Изменения со стороны бронхолегочной системы обычно проявляются в первые недели и месяцы жизни ребенка в виде гипертрофии слизистых желез бронхов и гиперплазии бокаловидных клеток. В результате этих ранних изменений развивается обтурация периферических дыхательных путей. Вязкий бронхиальный секрет, представляющий собой концентрированный перенасыщенный раствор, тормозит движение ресничек эпителия бронхов, а его компоненты легко выпадают в осадок. В результате нарушается механизм самоочищения бронхов.
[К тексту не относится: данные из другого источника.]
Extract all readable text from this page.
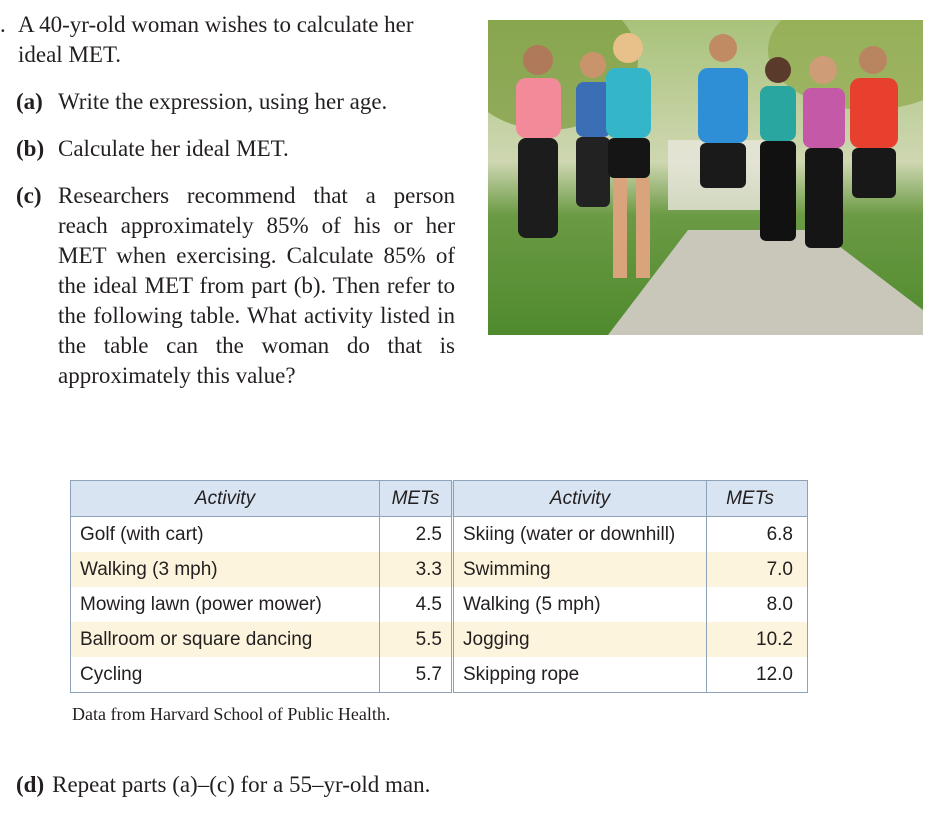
. A 40-yr-old woman wishes to calculate her ideal MET.

(a) Write the expression, using her age.
(b) Calculate her ideal MET.
(c) Researchers recommend that a person reach approximately 85% of his or her MET when exercising. Calculate 85% of the ideal MET from part (b). Then refer to the following table. What activity listed in the table can the woman do that is approximately this value?
Activity	METs	Activity	METs
Golf (with cart)	2.5	Skiing (water or downhill)	6.8
Walking (3 mph)	3.3	Swimming	7.0
Mowing lawn (power mower)	4.5	Walking (5 mph)	8.0
Ballroom or square dancing	5.5	Jogging	10.2
Cycling	5.7	Skipping rope	12.0
Data from Harvard School of Public Health.
(d) Repeat parts (a)–(c) for a 55–yr-old man.
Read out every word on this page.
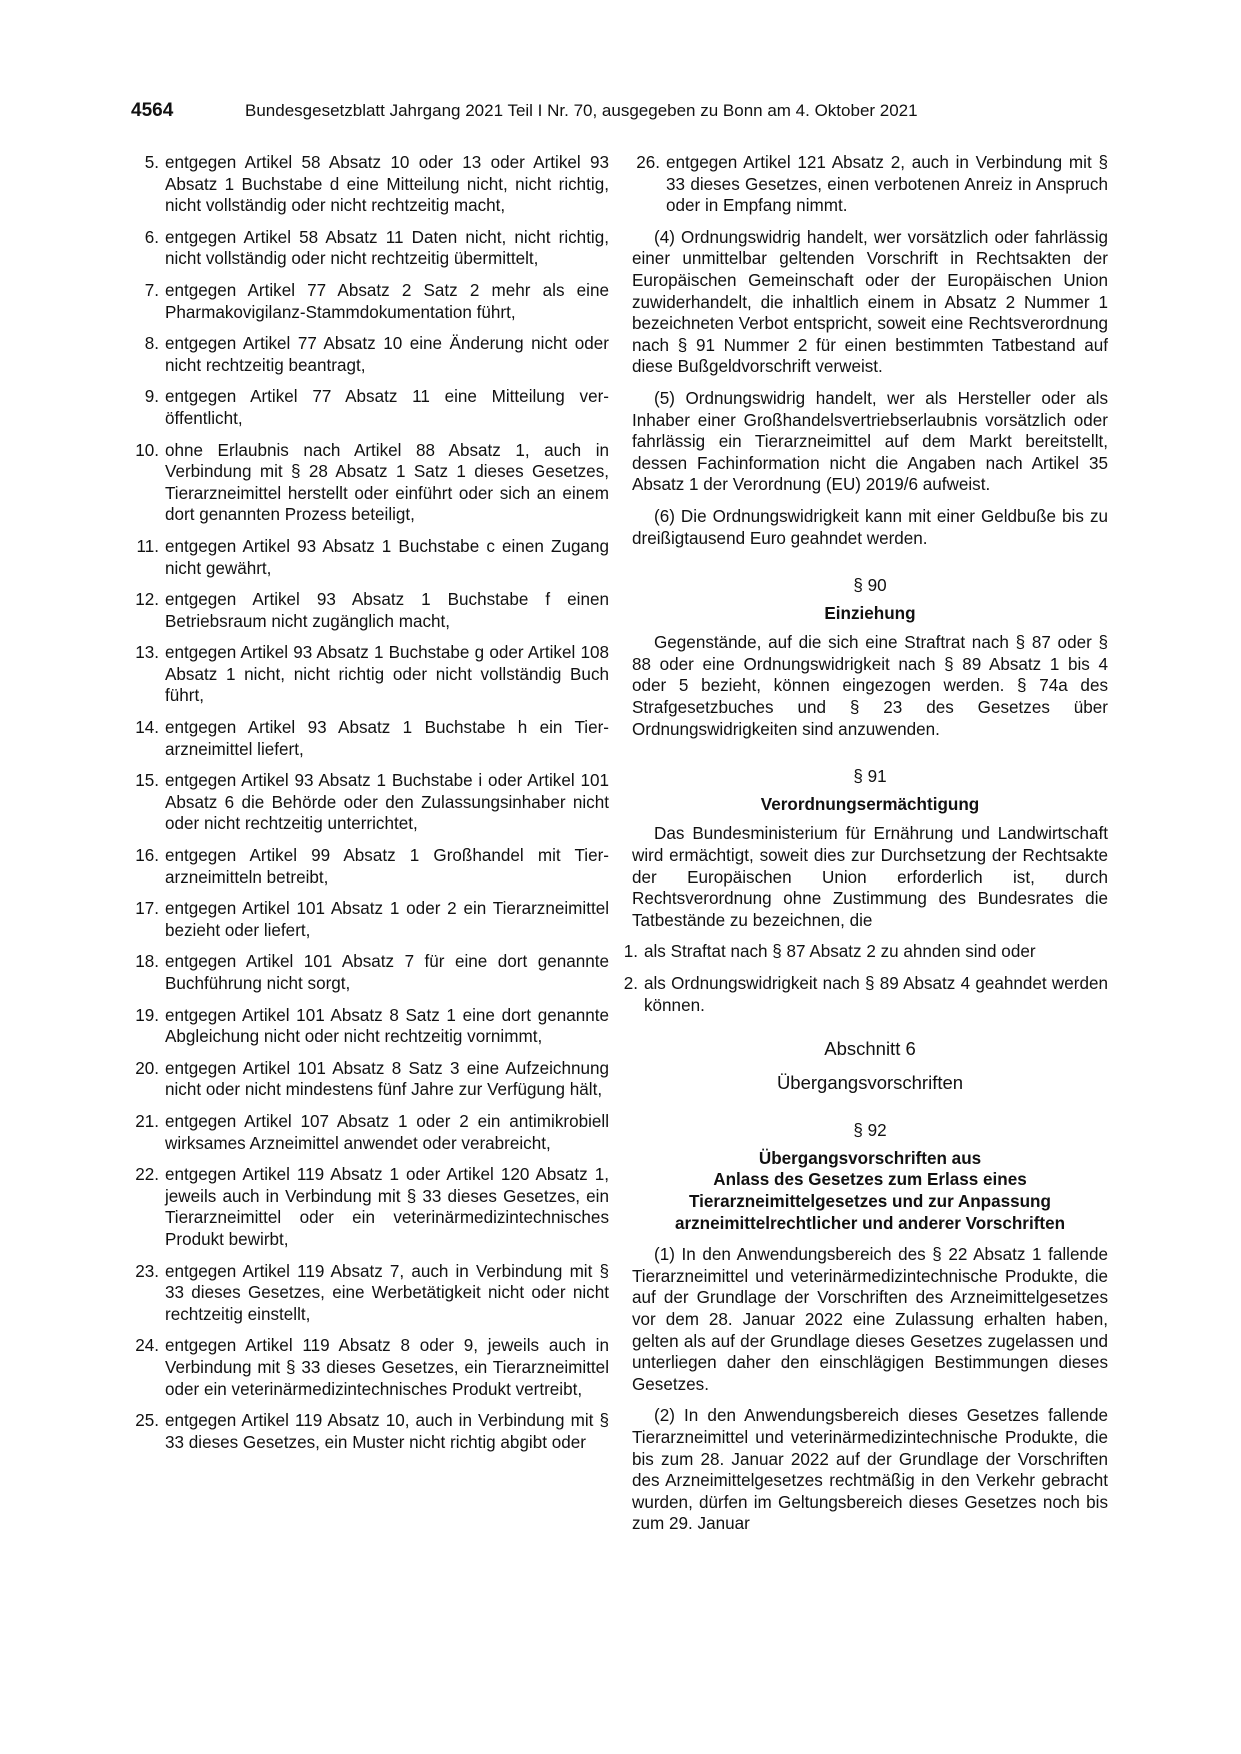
4564	Bundesgesetzblatt Jahrgang 2021 Teil I Nr. 70, ausgegeben zu Bonn am 4. Oktober 2021
5. entgegen Artikel 58 Absatz 10 oder 13 oder Artikel 93 Absatz 1 Buchstabe d eine Mitteilung nicht, nicht richtig, nicht vollständig oder nicht rechtzeitig macht,
6. entgegen Artikel 58 Absatz 11 Daten nicht, nicht richtig, nicht vollständig oder nicht rechtzeitig übermittelt,
7. entgegen Artikel 77 Absatz 2 Satz 2 mehr als eine Pharmakovigilanz-Stammdokumentation führt,
8. entgegen Artikel 77 Absatz 10 eine Änderung nicht oder nicht rechtzeitig beantragt,
9. entgegen Artikel 77 Absatz 11 eine Mitteilung veröffentlicht,
10. ohne Erlaubnis nach Artikel 88 Absatz 1, auch in Verbindung mit § 28 Absatz 1 Satz 1 dieses Gesetzes, Tierarzneimittel herstellt oder einführt oder sich an einem dort genannten Prozess beteiligt,
11. entgegen Artikel 93 Absatz 1 Buchstabe c einen Zugang nicht gewährt,
12. entgegen Artikel 93 Absatz 1 Buchstabe f einen Betriebsraum nicht zugänglich macht,
13. entgegen Artikel 93 Absatz 1 Buchstabe g oder Artikel 108 Absatz 1 nicht, nicht richtig oder nicht vollständig Buch führt,
14. entgegen Artikel 93 Absatz 1 Buchstabe h ein Tierarzneimittel liefert,
15. entgegen Artikel 93 Absatz 1 Buchstabe i oder Artikel 101 Absatz 6 die Behörde oder den Zulassungsinhaber nicht oder nicht rechtzeitig unterrichtet,
16. entgegen Artikel 99 Absatz 1 Großhandel mit Tierarzneimitteln betreibt,
17. entgegen Artikel 101 Absatz 1 oder 2 ein Tierarzneimittel bezieht oder liefert,
18. entgegen Artikel 101 Absatz 7 für eine dort genannte Buchführung nicht sorgt,
19. entgegen Artikel 101 Absatz 8 Satz 1 eine dort genannte Abgleichung nicht oder nicht rechtzeitig vornimmt,
20. entgegen Artikel 101 Absatz 8 Satz 3 eine Aufzeichnung nicht oder nicht mindestens fünf Jahre zur Verfügung hält,
21. entgegen Artikel 107 Absatz 1 oder 2 ein antimikrobiell wirksames Arzneimittel anwendet oder verabreicht,
22. entgegen Artikel 119 Absatz 1 oder Artikel 120 Absatz 1, jeweils auch in Verbindung mit § 33 dieses Gesetzes, ein Tierarzneimittel oder ein veterinärmedizintechnisches Produkt bewirbt,
23. entgegen Artikel 119 Absatz 7, auch in Verbindung mit § 33 dieses Gesetzes, eine Werbetätigkeit nicht oder nicht rechtzeitig einstellt,
24. entgegen Artikel 119 Absatz 8 oder 9, jeweils auch in Verbindung mit § 33 dieses Gesetzes, ein Tierarzneimittel oder ein veterinärmedizintechnisches Produkt vertreibt,
25. entgegen Artikel 119 Absatz 10, auch in Verbindung mit § 33 dieses Gesetzes, ein Muster nicht richtig abgibt oder
26. entgegen Artikel 121 Absatz 2, auch in Verbindung mit § 33 dieses Gesetzes, einen verbotenen Anreiz in Anspruch oder in Empfang nimmt.

(4) Ordnungswidrig handelt, wer vorsätzlich oder fahrlässig einer unmittelbar geltenden Vorschrift in Rechtsakten der Europäischen Gemeinschaft oder der Europäischen Union zuwiderhandelt, die inhaltlich einem in Absatz 2 Nummer 1 bezeichneten Verbot entspricht, soweit eine Rechtsverordnung nach § 91 Nummer 2 für einen bestimmten Tatbestand auf diese Bußgeldvorschrift verweist.

(5) Ordnungswidrig handelt, wer als Hersteller oder als Inhaber einer Großhandelsvertriebserlaubnis vorsätzlich oder fahrlässig ein Tierarzneimittel auf dem Markt bereitstellt, dessen Fachinformation nicht die Angaben nach Artikel 35 Absatz 1 der Verordnung (EU) 2019/6 aufweist.

(6) Die Ordnungswidrigkeit kann mit einer Geldbuße bis zu dreißigtausend Euro geahndet werden.

§ 90
Einziehung

Gegenstände, auf die sich eine Straftrat nach § 87 oder § 88 oder eine Ordnungswidrigkeit nach § 89 Absatz 1 bis 4 oder 5 bezieht, können eingezogen werden. § 74a des Strafgesetzbuches und § 23 des Gesetzes über Ordnungswidrigkeiten sind anzuwenden.

§ 91
Verordnungsermächtigung

Das Bundesministerium für Ernährung und Landwirtschaft wird ermächtigt, soweit dies zur Durchsetzung der Rechtsakte der Europäischen Union erforderlich ist, durch Rechtsverordnung ohne Zustimmung des Bundesrates die Tatbestände zu bezeichnen, die

1. als Straftat nach § 87 Absatz 2 zu ahnden sind oder
2. als Ordnungswidrigkeit nach § 89 Absatz 4 geahndet werden können.
Abschnitt 6
Übergangsvorschriften
§ 92
Übergangsvorschriften aus
Anlass des Gesetzes zum Erlass eines
Tierarzneimittelgesetzes und zur Anpassung
arzneimittelrechtlicher und anderer Vorschriften

(1) In den Anwendungsbereich des § 22 Absatz 1 fallende Tierarzneimittel und veterinärmedizintechnische Produkte, die auf der Grundlage der Vorschriften des Arzneimittelgesetzes vor dem 28. Januar 2022 eine Zulassung erhalten haben, gelten als auf der Grundlage dieses Gesetzes zugelassen und unterliegen daher den einschlägigen Bestimmungen dieses Gesetzes.

(2) In den Anwendungsbereich dieses Gesetzes fallende Tierarzneimittel und veterinärmedizintechnische Produkte, die bis zum 28. Januar 2022 auf der Grundlage der Vorschriften des Arzneimittelgesetzes rechtmäßig in den Verkehr gebracht wurden, dürfen im Geltungsbereich dieses Gesetzes noch bis zum 29. Januar
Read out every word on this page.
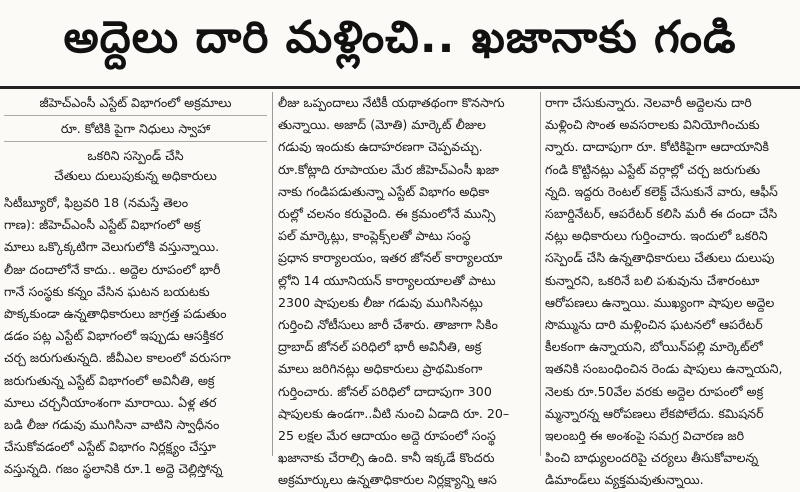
అద్దెలు దారి మళ్లించి.. ఖజానాకు గండి
జీహెచ్‌ఎంసీ ఎస్టేట్ విభాగంలో అక్రమాలు
రూ. కోటికి పైగా నిధులు స్వాహా
ఒకరిని సస్పెండ్ చేసి
చేతులు దులుపుకున్న అధికారులు
సిటీబ్యూరో, ఫిబ్రవరి 18 (నమస్తే తెలం
గాణ): జీహెచ్‌ఎంసీ ఎస్టేట్ విభాగంలో అక్ర
మాలు ఒక్కొక్కటిగా వెలుగులోకి వస్తున్నాయి.
లీజు దందాలోనే కాదు.. అద్దెల రూపంలో భారీ
గానే సంస్థకు కన్నం వేసిన ఘటన బయటకు
పొక్కకుండా ఉన్నతాధికారులు జాగ్రత్త పడుతుం
డడం పట్ల ఎస్టేట్ విభాగంలో ఇప్పుడు ఆసక్తికర
చర్చ జరుగుతున్నది. జీవీఎల కాలంలో వరుసగా
జరుగుతున్న ఎస్టేట్ విభాగంలో అవినీతి, అక్ర
మాలు చర్చనీయాంశంగా మారాయి. ఏళ్ల తర
బడి లీజు గడువు ముగిసినా వాటిని స్వాధీనం
చేసుకోవడంలో ఎస్టేట్ విభాగం నిర్లక్ష్యం చేస్తూ
వస్తున్నది. గజం స్థలానికి రూ.1 అద్దె చెల్లిస్తోన్న
లీజు ఒప్పందాలు నేటికీ యథాతథంగా కొనసాగు
తున్నాయి. అజాద్ (మోతి) మార్కెట్ లీజుల
గడువు ఇందుకు ఉదాహరణగా చెప్పవచ్చు.
రూ.కోట్లాది రూపాయల మేర జీహెచ్‌ఎంసీ ఖజా
నాకు గండిపడుతున్నా ఎస్టేట్ విభాగం అధికా
రుల్లో చలనం కరువైంది. ఈ క్రమంలోనే మున్సి
పల్ మార్కెట్లు, కాంప్లెక్స్‌లతో పాటు సంస్థ
ప్రధాన కార్యాలయం, ఇతర జోనల్ కార్యాలయా
ల్లోని 14 యూనియన్ కార్యాలయాలతో పాటు
2300 షాపులకు లీజు గడువు ముగిసినట్లు
గుర్తించి నోటీసులు జారీ చేశారు. తాజాగా సికిం
ద్రాబాద్ జోనల్ పరిధిలో భారీ అవినీతి, అక్ర
మాలు జరిగినట్లు అధికారులు ప్రాథమికంగా
గుర్తించారు. జోనల్ పరిధిలో దాదాపుగా 300
షాపులకు ఉండగా..వీటి నుంచి ఏడాది రూ. 20–
25 లక్షల మేర ఆదాయం అద్దె రూపంలో సంస్థ
ఖజానాకు చేరాల్సి ఉంది. కానీ ఇక్కడే కొందరు
అక్రమార్కులు ఉన్నతాధికారుల నిర్లక్ష్యాన్ని ఆస
రాగా చేసుకున్నారు. నెలవారీ అద్దెలను దారి
మళ్లించి సొంత అవసరాలకు వినియోగించుకు
న్నారు. దాదాపుగా రూ. కోటికిపైగా ఆదాయానికి
గండి కొట్టినట్లు ఎస్టేట్ వర్గాల్లో చర్చ జరుగుతు
న్నది. ఇద్దరు రెంటల్ కలెక్ట్ చేసుకునే వారు, ఆఫీస్
సబార్డినేటర్, ఆపరేటర్ కలిసి మరీ ఈ దందా చేసి
నట్లు అధికారులు గుర్తించారు. ఇందులో ఒకరిని
సస్పెండ్ చేసి ఉన్నతాధికారులు చేతులు దులుపు
కున్నారని, ఒకరినే బలి పశువును చేశారంటూ
ఆరోపణలు ఉన్నాయి. ముఖ్యంగా షాపుల అద్దెల
సొమ్మును దారి మళ్లించిన ఘటనలో ఆపరేటర్
కీలకంగా ఉన్నాయని, బోయిన్‌పల్లి మార్కెట్‌లో
ఇతనికి సంబంధించిన రెండు షాపులు ఉన్నాయని,
నెలకు రూ.50వేల వరకు అద్దెల రూపంలో అక్ర
మ్మన్నారన్న ఆరోపణలు లేకపోలేదు. కమిషనర్
ఇలంబర్తి ఈ అంశంపై సమగ్ర విచారణ జరి
పించి బాధ్యులందరిపై చర్యలు తీసుకోవాలన్న
డిమాండ్‌లు వ్యక్తమవుతున్నాయి.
Это способствует росту патогенной флоры и развитию бронхиолитов и бронхитов. Обычно уже в первые недели у большей части больных МВ наблюдаются кашель, приступы удушья, одышка, иногда рвота. Кашель обычно усиливается по ночам.

В течение первого года жизни или позднее, часто после вирусной инфекции, снижающей эффективность локальных механизмов противоинфекционной защиты, в нижние отделы респираторного тракта проникает большое количество патогенных микробов.

Хроническая респираторная инфекция обычно развивается очень рано и играет определяющую роль в заболеваемости и смертности, являясь причиной летального исхода более чем у 90% больных.

К наиболее распространенным бактериальным штаммам относятся S. aureus, Haem. influenzae, Ps. aeruginosa (мукоидной и немукоидной форм). В последнее время возросла роль Burkholderia cepacia, характеризующаяся полирезистентностью к антибиотикам, E. coli, Kl. pneumoniae, и других.

Мукостаз и хроническая бронхиальная инфекция становятся фоном для повторных респираторных эпизодов: бронхиолитов, бронхитов, пневмоний.

У одних пациентов, несмотря на своевременную диагностику и адекватную терапию, поражение бронхолегочной системы быстро прогрессирует, другие обнаруживают более благоприятную динамику и доживают до взрослого возраста [3].

Огромное значение придается оценке физического статуса больных с МВ. Снижение темпов роста или потеря массы тела является индикатором неблагополучия при этом заболевании. Многими авторами была выявлена тесная связь между продолжительностью жизни и массой тела.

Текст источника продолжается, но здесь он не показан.